CO2 is necessary once you start putting lots of light in your tank (over 2.5WPG) and will make your plants grow faster even if you have less light, but if you want to start cheap/simple you could limit yourself to 2 to 2.5WPG of lighting and not bother with the CO2 at first.

Regarding your specific questions, Simpte will be along soon with some real answers!


----------



## biskit

*Thanks*

Thank You! I have decided 2 skip the CO2 for now then... :king: 

At the moment my wpg is only 0.68 which is very low (20W for a 29 gallon tank) I'm going to change the lighting 2 something better but try 2 keep below the range where I will have 2 use Co2, also as I'm a newbie 2 plants I'm going 2 stick 2 the stuff that needs little light and easy 2 keep: Java Fern, Anubias sp and Cryptocoryne sp. I just hope the LPS knows what I'm on about when I mention those names... :shock: 

Thanx again.


----------



## Magdelaine

Hey, I can answer this one! I recently bought some lighting for a 29 gallon myself... I currently have a 10 gallon, my 29 gallon is empty right now until I can afford to buy a LOT of plants at once.

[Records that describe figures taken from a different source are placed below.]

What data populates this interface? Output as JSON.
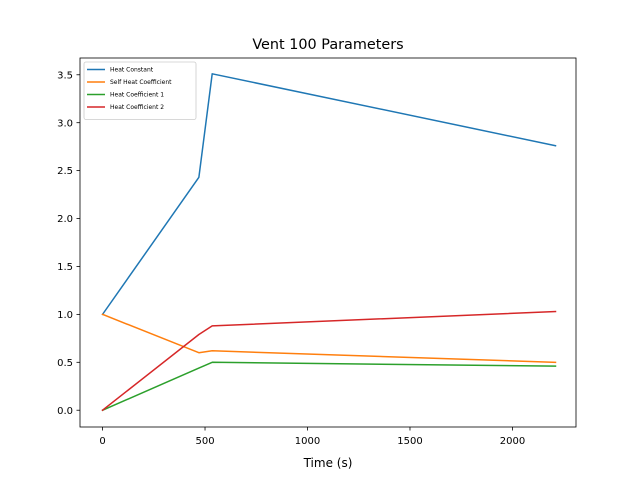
{
  "chart_data": {
    "type": "line",
    "title": "Vent 100 Parameters",
    "xlabel": "Time (s)",
    "ylabel": "",
    "xlim": [
      -110,
      2310
    ],
    "ylim": [
      -0.175,
      3.675
    ],
    "xticks": [
      0,
      500,
      1000,
      1500,
      2000
    ],
    "xtick_labels": [
      "0",
      "500",
      "1000",
      "1500",
      "2000"
    ],
    "yticks": [
      0.0,
      0.5,
      1.0,
      1.5,
      2.0,
      2.5,
      3.0,
      3.5
    ],
    "ytick_labels": [
      "0.0",
      "0.5",
      "1.0",
      "1.5",
      "2.0",
      "2.5",
      "3.0",
      "3.5"
    ],
    "grid": false,
    "legend_position": "top-left",
    "series": [
      {
        "name": "Heat Constant",
        "color": "#1f77b4",
        "x": [
          0,
          470,
          535,
          2210
        ],
        "y": [
          1.0,
          2.43,
          3.51,
          2.76
        ]
      },
      {
        "name": "Self Heat Coefficient",
        "color": "#ff7f0e",
        "x": [
          0,
          470,
          535,
          2210
        ],
        "y": [
          1.0,
          0.6,
          0.62,
          0.5
        ]
      },
      {
        "name": "Heat Coefficient 1",
        "color": "#2ca02c",
        "x": [
          0,
          470,
          535,
          2210
        ],
        "y": [
          0.0,
          0.44,
          0.5,
          0.46
        ]
      },
      {
        "name": "Heat Coefficient 2",
        "color": "#d62728",
        "x": [
          0,
          470,
          535,
          2210
        ],
        "y": [
          0.0,
          0.79,
          0.88,
          1.03
        ]
      }
    ]
  }
}
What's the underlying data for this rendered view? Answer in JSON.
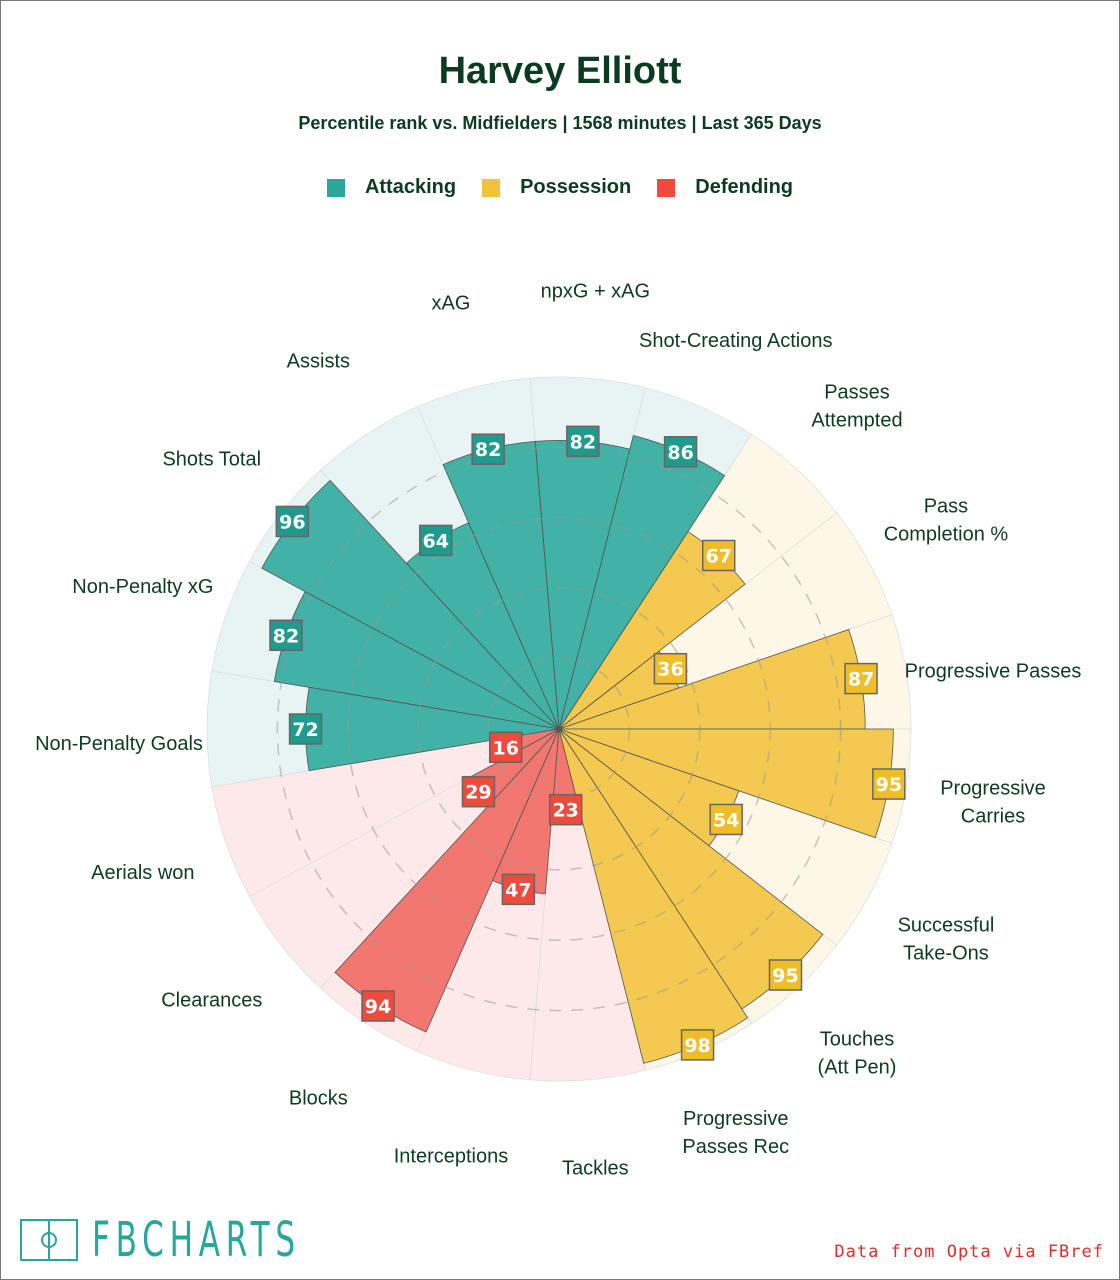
{
  "title": "Harvey Elliott",
  "subtitle": "Percentile rank vs. Midfielders | 1568 minutes | Last 365 Days",
  "legend": [
    {
      "label": "Attacking",
      "color": "#2aa79b"
    },
    {
      "label": "Possession",
      "color": "#f2c33a"
    },
    {
      "label": "Defending",
      "color": "#ee4b3e"
    }
  ],
  "footer": {
    "logo": "FBCHARTS",
    "credit": "Data from Opta via FBref"
  },
  "chart_data": {
    "type": "pie",
    "subtype": "polar-bar (pizza)",
    "title": "Harvey Elliott",
    "range": [
      0,
      100
    ],
    "gridlines": [
      20,
      40,
      60,
      80,
      100
    ],
    "categories": [
      "Progressive Passes",
      "Pass Completion %",
      "Passes Attempted",
      "Shot-Creating Actions",
      "npxG + xAG",
      "xAG",
      "Assists",
      "Shots Total",
      "Non-Penalty xG",
      "Non-Penalty Goals",
      "Aerials won",
      "Clearances",
      "Blocks",
      "Interceptions",
      "Tackles",
      "Progressive Passes Rec",
      "Touches (Att Pen)",
      "Successful Take-Ons",
      "Progressive Carries"
    ],
    "groups": [
      "Possession",
      "Possession",
      "Possession",
      "Attacking",
      "Attacking",
      "Attacking",
      "Attacking",
      "Attacking",
      "Attacking",
      "Attacking",
      "Defending",
      "Defending",
      "Defending",
      "Defending",
      "Defending",
      "Possession",
      "Possession",
      "Possession",
      "Possession"
    ],
    "values": [
      87,
      36,
      67,
      86,
      82,
      82,
      64,
      96,
      82,
      72,
      16,
      29,
      94,
      47,
      23,
      98,
      95,
      54,
      95
    ]
  }
}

I got this: http://www.bigalsonline.com/catalog/product.xml?product_id=32847;category_id=1853;pcid1=1843;pcid2=
which is perfect for the low-light, low-tech system I want to put together. I recommend you read this: http://www.plantgeek.net/article_viewer.php?id=17, an article Simpte posted on a sticky, I believe, for the low down on setting up a tank like this.

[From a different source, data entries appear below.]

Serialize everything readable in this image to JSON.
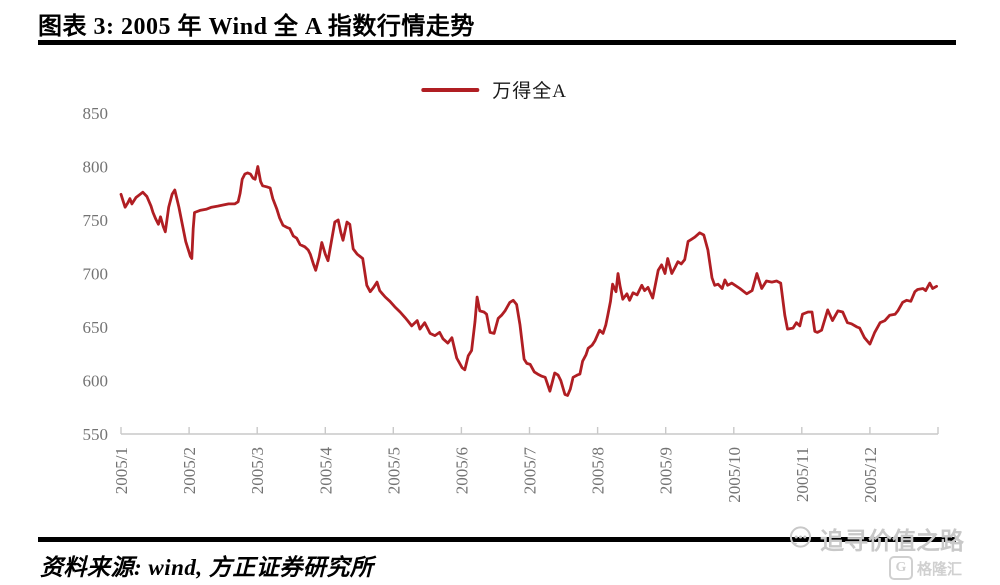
{
  "page": {
    "title": "图表 3: 2005 年 Wind 全 A 指数行情走势",
    "source_note": "资料来源: wind, 方正证券研究所"
  },
  "watermark": {
    "text": "追寻价值之路",
    "brand": "格隆汇",
    "brand_initial": "G"
  },
  "colors": {
    "accent_red": "#B01E23",
    "axis_text": "#737373",
    "axis_line": "#c9c9c9",
    "watermark_gray": "#c8c8c8"
  },
  "chart_data": {
    "type": "line",
    "title": "2005 年 Wind 全 A 指数行情走势",
    "legend": [
      "万得全A"
    ],
    "legend_position": "top-center",
    "grid": false,
    "x_unit": "decimal month of 2005 (1.0 = Jan 1, 13.0 = Dec 31)",
    "xlim": [
      1,
      13
    ],
    "ylim": [
      550,
      850
    ],
    "yticks": [
      550,
      600,
      650,
      700,
      750,
      800,
      850
    ],
    "xtick_positions": [
      1,
      2,
      3,
      4,
      5,
      6,
      7,
      8,
      9,
      10,
      11,
      12
    ],
    "xtick_labels": [
      "2005/1",
      "2005/2",
      "2005/3",
      "2005/4",
      "2005/5",
      "2005/6",
      "2005/7",
      "2005/8",
      "2005/9",
      "2005/10",
      "2005/11",
      "2005/12"
    ],
    "series": [
      {
        "name": "万得全A",
        "color": "#B01E23",
        "points": [
          [
            1.0,
            774
          ],
          [
            1.03,
            768
          ],
          [
            1.06,
            762
          ],
          [
            1.1,
            766
          ],
          [
            1.13,
            770
          ],
          [
            1.16,
            765
          ],
          [
            1.22,
            771
          ],
          [
            1.28,
            774
          ],
          [
            1.32,
            776
          ],
          [
            1.38,
            772
          ],
          [
            1.44,
            763
          ],
          [
            1.47,
            757
          ],
          [
            1.51,
            751
          ],
          [
            1.55,
            746
          ],
          [
            1.58,
            753
          ],
          [
            1.62,
            744
          ],
          [
            1.65,
            739
          ],
          [
            1.7,
            762
          ],
          [
            1.75,
            774
          ],
          [
            1.79,
            778
          ],
          [
            1.85,
            762
          ],
          [
            1.9,
            746
          ],
          [
            1.95,
            730
          ],
          [
            2.02,
            716
          ],
          [
            2.04,
            714
          ],
          [
            2.06,
            742
          ],
          [
            2.08,
            757
          ],
          [
            2.16,
            759
          ],
          [
            2.25,
            760
          ],
          [
            2.33,
            762
          ],
          [
            2.42,
            763
          ],
          [
            2.5,
            764
          ],
          [
            2.58,
            765
          ],
          [
            2.67,
            765
          ],
          [
            2.72,
            767
          ],
          [
            2.75,
            775
          ],
          [
            2.78,
            788
          ],
          [
            2.82,
            793
          ],
          [
            2.86,
            794
          ],
          [
            2.9,
            793
          ],
          [
            2.94,
            789
          ],
          [
            2.97,
            788
          ],
          [
            3.01,
            800
          ],
          [
            3.05,
            786
          ],
          [
            3.08,
            782
          ],
          [
            3.14,
            781
          ],
          [
            3.19,
            780
          ],
          [
            3.23,
            770
          ],
          [
            3.29,
            760
          ],
          [
            3.33,
            752
          ],
          [
            3.38,
            745
          ],
          [
            3.44,
            743
          ],
          [
            3.48,
            742
          ],
          [
            3.53,
            735
          ],
          [
            3.58,
            733
          ],
          [
            3.63,
            727
          ],
          [
            3.7,
            725
          ],
          [
            3.75,
            722
          ],
          [
            3.78,
            718
          ],
          [
            3.83,
            708
          ],
          [
            3.86,
            703
          ],
          [
            3.91,
            715
          ],
          [
            3.95,
            729
          ],
          [
            4.0,
            718
          ],
          [
            4.04,
            712
          ],
          [
            4.09,
            730
          ],
          [
            4.14,
            748
          ],
          [
            4.19,
            750
          ],
          [
            4.23,
            738
          ],
          [
            4.26,
            731
          ],
          [
            4.32,
            748
          ],
          [
            4.36,
            746
          ],
          [
            4.41,
            723
          ],
          [
            4.47,
            718
          ],
          [
            4.51,
            716
          ],
          [
            4.55,
            714
          ],
          [
            4.61,
            689
          ],
          [
            4.66,
            683
          ],
          [
            4.71,
            687
          ],
          [
            4.76,
            692
          ],
          [
            4.8,
            684
          ],
          [
            4.84,
            681
          ],
          [
            4.88,
            678
          ],
          [
            4.95,
            674
          ],
          [
            5.02,
            669
          ],
          [
            5.1,
            664
          ],
          [
            5.17,
            659
          ],
          [
            5.21,
            656
          ],
          [
            5.27,
            651
          ],
          [
            5.35,
            656
          ],
          [
            5.39,
            648
          ],
          [
            5.46,
            654
          ],
          [
            5.54,
            644
          ],
          [
            5.61,
            642
          ],
          [
            5.68,
            645
          ],
          [
            5.73,
            639
          ],
          [
            5.8,
            635
          ],
          [
            5.86,
            640
          ],
          [
            5.93,
            621
          ],
          [
            6.01,
            612
          ],
          [
            6.05,
            610
          ],
          [
            6.1,
            623
          ],
          [
            6.15,
            628
          ],
          [
            6.2,
            655
          ],
          [
            6.23,
            678
          ],
          [
            6.27,
            665
          ],
          [
            6.33,
            664
          ],
          [
            6.37,
            662
          ],
          [
            6.42,
            645
          ],
          [
            6.48,
            644
          ],
          [
            6.54,
            658
          ],
          [
            6.59,
            661
          ],
          [
            6.64,
            665
          ],
          [
            6.71,
            673
          ],
          [
            6.76,
            675
          ],
          [
            6.81,
            671
          ],
          [
            6.86,
            652
          ],
          [
            6.92,
            620
          ],
          [
            6.96,
            616
          ],
          [
            7.01,
            615
          ],
          [
            7.07,
            608
          ],
          [
            7.12,
            606
          ],
          [
            7.18,
            604
          ],
          [
            7.23,
            603
          ],
          [
            7.3,
            590
          ],
          [
            7.37,
            607
          ],
          [
            7.42,
            605
          ],
          [
            7.46,
            600
          ],
          [
            7.52,
            587
          ],
          [
            7.56,
            586
          ],
          [
            7.6,
            592
          ],
          [
            7.64,
            603
          ],
          [
            7.7,
            605
          ],
          [
            7.74,
            606
          ],
          [
            7.78,
            618
          ],
          [
            7.83,
            624
          ],
          [
            7.86,
            630
          ],
          [
            7.92,
            633
          ],
          [
            7.96,
            637
          ],
          [
            8.03,
            647
          ],
          [
            8.08,
            644
          ],
          [
            8.12,
            652
          ],
          [
            8.15,
            661
          ],
          [
            8.19,
            674
          ],
          [
            8.22,
            690
          ],
          [
            8.27,
            683
          ],
          [
            8.3,
            700
          ],
          [
            8.33,
            688
          ],
          [
            8.37,
            676
          ],
          [
            8.43,
            681
          ],
          [
            8.47,
            675
          ],
          [
            8.52,
            682
          ],
          [
            8.58,
            680
          ],
          [
            8.65,
            689
          ],
          [
            8.69,
            684
          ],
          [
            8.74,
            687
          ],
          [
            8.81,
            677
          ],
          [
            8.89,
            703
          ],
          [
            8.94,
            708
          ],
          [
            8.99,
            700
          ],
          [
            9.03,
            714
          ],
          [
            9.09,
            700
          ],
          [
            9.14,
            706
          ],
          [
            9.18,
            711
          ],
          [
            9.23,
            709
          ],
          [
            9.28,
            713
          ],
          [
            9.33,
            730
          ],
          [
            9.38,
            732
          ],
          [
            9.43,
            734
          ],
          [
            9.5,
            738
          ],
          [
            9.56,
            736
          ],
          [
            9.62,
            722
          ],
          [
            9.68,
            696
          ],
          [
            9.72,
            689
          ],
          [
            9.77,
            690
          ],
          [
            9.83,
            686
          ],
          [
            9.87,
            694
          ],
          [
            9.91,
            689
          ],
          [
            9.97,
            691
          ],
          [
            10.09,
            686
          ],
          [
            10.19,
            681
          ],
          [
            10.27,
            684
          ],
          [
            10.34,
            700
          ],
          [
            10.41,
            686
          ],
          [
            10.48,
            693
          ],
          [
            10.56,
            692
          ],
          [
            10.63,
            693
          ],
          [
            10.69,
            691
          ],
          [
            10.75,
            661
          ],
          [
            10.79,
            648
          ],
          [
            10.87,
            649
          ],
          [
            10.92,
            654
          ],
          [
            10.97,
            651
          ],
          [
            11.01,
            662
          ],
          [
            11.09,
            664
          ],
          [
            11.15,
            664
          ],
          [
            11.19,
            646
          ],
          [
            11.23,
            645
          ],
          [
            11.29,
            647
          ],
          [
            11.38,
            666
          ],
          [
            11.45,
            656
          ],
          [
            11.53,
            665
          ],
          [
            11.6,
            664
          ],
          [
            11.67,
            654
          ],
          [
            11.73,
            653
          ],
          [
            11.81,
            650
          ],
          [
            11.85,
            649
          ],
          [
            11.92,
            640
          ],
          [
            12.0,
            634
          ],
          [
            12.07,
            645
          ],
          [
            12.15,
            654
          ],
          [
            12.22,
            656
          ],
          [
            12.29,
            661
          ],
          [
            12.37,
            662
          ],
          [
            12.41,
            665
          ],
          [
            12.48,
            673
          ],
          [
            12.54,
            675
          ],
          [
            12.6,
            674
          ],
          [
            12.66,
            683
          ],
          [
            12.7,
            685
          ],
          [
            12.78,
            686
          ],
          [
            12.82,
            684
          ],
          [
            12.88,
            691
          ],
          [
            12.92,
            686
          ],
          [
            12.98,
            688
          ]
        ]
      }
    ]
  }
}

I am planning on using garden soil under gravel for substrate in case you were wondering, although I'm hoping to find something smaller than the gravel you buy at fish stores. Hope that helps.


----------



## fishluver

Just use flourite for the substrate. For the first time , I finally have a nice tank. It is a 29. Bulb bought at walmart for plants & daylight.
I use Seachem tablets every 3 months and buy the darkest green and few others and have a beautifuk pc of driftwood covered w/plants.
I might have to put mine up for sale though. It is a 29 and very nice.
Caryn


----------



## fishluver

fishluver said:


> Just use flourite for the substrate. For the first time , I finally have a nice tank. It is a 29. Bulb bought at walmart for plants & daylight.
> I use Seachem tablets every 3 months and buy the darkest green and few others and have a beautifuk pc of driftwood covered w/plants.
> I might have to put mine up for sale though. It is a 29 and very nice.
> Caryn


There are 3 pcs of driftwood but the one is BEAUTIFUL... :fish:


----------